Bumper, the automotive fintech enabling flexible payments for car repairs, has raised a further £2 million in a Series B extension round which sees Suzuki Global Ventures and Marubeni Ventures investing in the business.

As automotive businesses the new investors are strategically important and will help further accelerate Bumper’s scaled growth in the UK and Europe.

Suzuki has a strong European dealer network, with its UK operation recently ranked as the top performing automotive brand in the Institute of Customer Service’s 2024 UK Customer Satisfaction Index.

Marubeni owns three dealership groups in the UK: RRG Group and HPL Motors Group in Manchester and Norton Way Motors in London.

Bumper is currently available through 5,000 dealers, which have provided payment solutions for more than 250,000 repairs in the last 12 months. The business plans to continue to double that number each year.

This latest investment follows 2023’s £40 million Series B fundraise which attracted further investment from Autotech Ventures, Shell Ventures, JLR’s InMotion Ventures and Porsche Ventures.

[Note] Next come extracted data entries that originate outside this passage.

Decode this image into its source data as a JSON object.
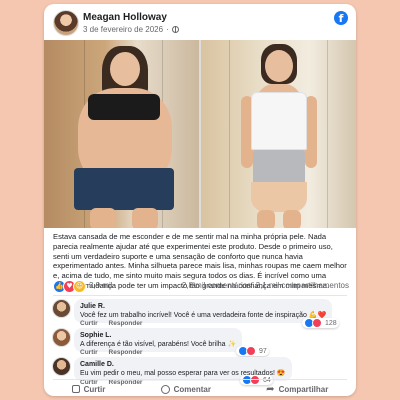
{
  "post": {
    "author": "Meagan Holloway",
    "date": "3 de fevereiro de 2026",
    "date_separator": "·",
    "caption": "Estava cansada de me esconder e de me sentir mal na minha própria pele. Nada parecia realmente ajudar até que experimentei este produto. Desde o primeiro uso, senti um verdadeiro suporte e uma sensação de conforto que nunca havia experimentado antes. Minha silhueta parece mais lisa, minhas roupas me caem melhor e, acima de tudo, me sinto muito mais segura todos os dias. É incrível como uma pequena mudança pode ter um impacto tão grande na confiança em mim mesma."
  },
  "stats": {
    "reactions": "3,9 mil",
    "comments": "2,8 mil comentários",
    "shares": "3,1 mil compartilhamentos"
  },
  "comments": [
    {
      "name": "Julie R.",
      "text": "Você fez um trabalho incrível! Você é uma verdadeira fonte de inspiração 💪❤️",
      "like": "Curtir",
      "reply": "Responder",
      "count": "128"
    },
    {
      "name": "Sophie L.",
      "text": "A diferença é tão visível, parabéns! Você brilha ✨",
      "like": "Curtir",
      "reply": "Responder",
      "count": "97"
    },
    {
      "name": "Camille D.",
      "text": "Eu vim pedir o meu, mal posso esperar para ver os resultados! 😍",
      "like": "Curtir",
      "reply": "Responder",
      "count": "64"
    }
  ],
  "actions": {
    "like": "Curtir",
    "comment": "Comentar",
    "share": "Compartilhar"
  },
  "icons": {
    "platform": "facebook-icon",
    "privacy": "globe-icon"
  },
  "colors": {
    "background": "#f6c7b0",
    "brand": "#1877f2"
  }
}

Investment in Bumper now totals £55 million.

The funding round comes on the back of record growth for the business, with Gross Merchandise Value (GMV) growing 100% YoY and customer numbers up 80% in the last 12 months.

James Jackson, co-founder and Chief Executive Officer of Bumper, said:

“With Suzuki Global Ventures and Marubeni Ventures joining our growing portfolio of major automotive investors, we can accelerate our ambitious plans to be the dominant payment platform for car dealers in the UK and across Europe.

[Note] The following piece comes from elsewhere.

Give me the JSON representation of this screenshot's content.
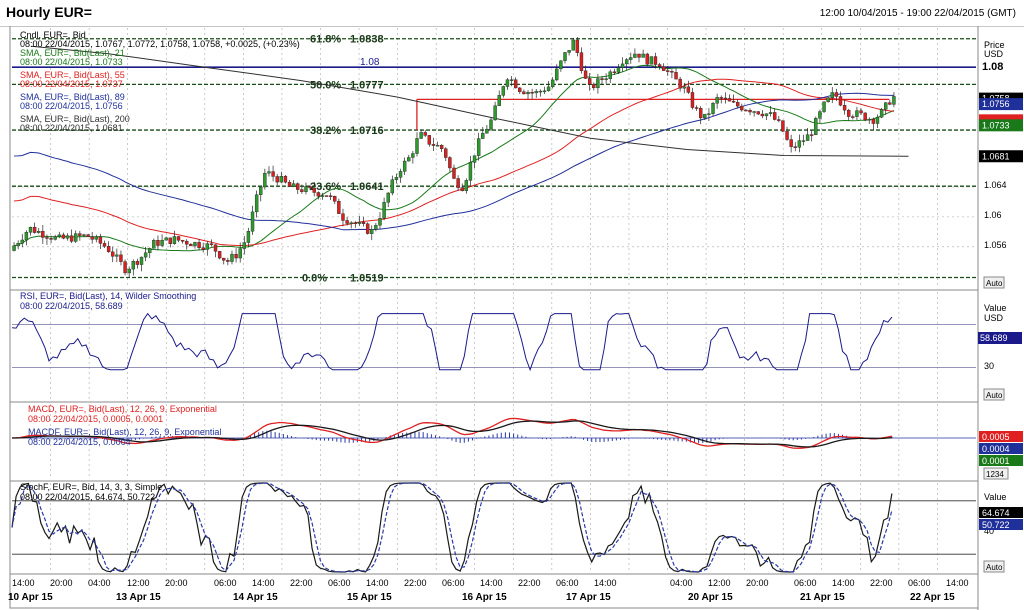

“We’re delighted that Suzuki Global Ventures and Marubeni Ventures see the value of what we’ve already achieved and our future potential. Unexpected and unbudgeted car repair bills are a universal problem requiring flexible payment solutions that benefit customers and dealers. With our investors’ support we’re now ideally placed to invest in new products and increase our dealer footprint.” 

Kinji Saito, Director and Senior Managing Officer, Suzuki said:

“Bumper’s unique AI technology enables real-time financing decisions, thereby making it easier for customers to take their cars for repairs and services, and dealers to attract customers.

“With this investment, made through Suzuki Motor Corporation’s corporate venture capital fund, we aim to enhance the convenience of customers through expanding Bumper’s services.”

Tristan Jennings, Senior Associate of Marubeni Ventures said:

“Bumper has clearly demonstrated an ability to address the unique financing needs of automotive repair customers, reduce friction at point of sale and improve the user experience, while seamlessly integrating into existing dealership IT infrastructure.

“We aim to leverage Marubeni’s existing businesses in the automotive and auto finance sectors to further expand Bumper’s reach and build upon its outstanding level of customer service.”

ENDS

About Bumper (www.bumper.co)

Featured among the fastest growing FinTech companies in the FT1000 rankings of Europe for the past four years, Bumper works with over 5,000 dealerships and garages across the UK, Spain, Germany, Netherlands and Republic of Ireland, helping over 600,000 drivers to pay their servicing and repair bills through PayLater, PayNow and PayPad.

It counts most of the world’s major automotive brands as clients, including Ford, Volkswagen, Nissan, Volvo, Seat, Skoda, Audi, JLR and Porsche.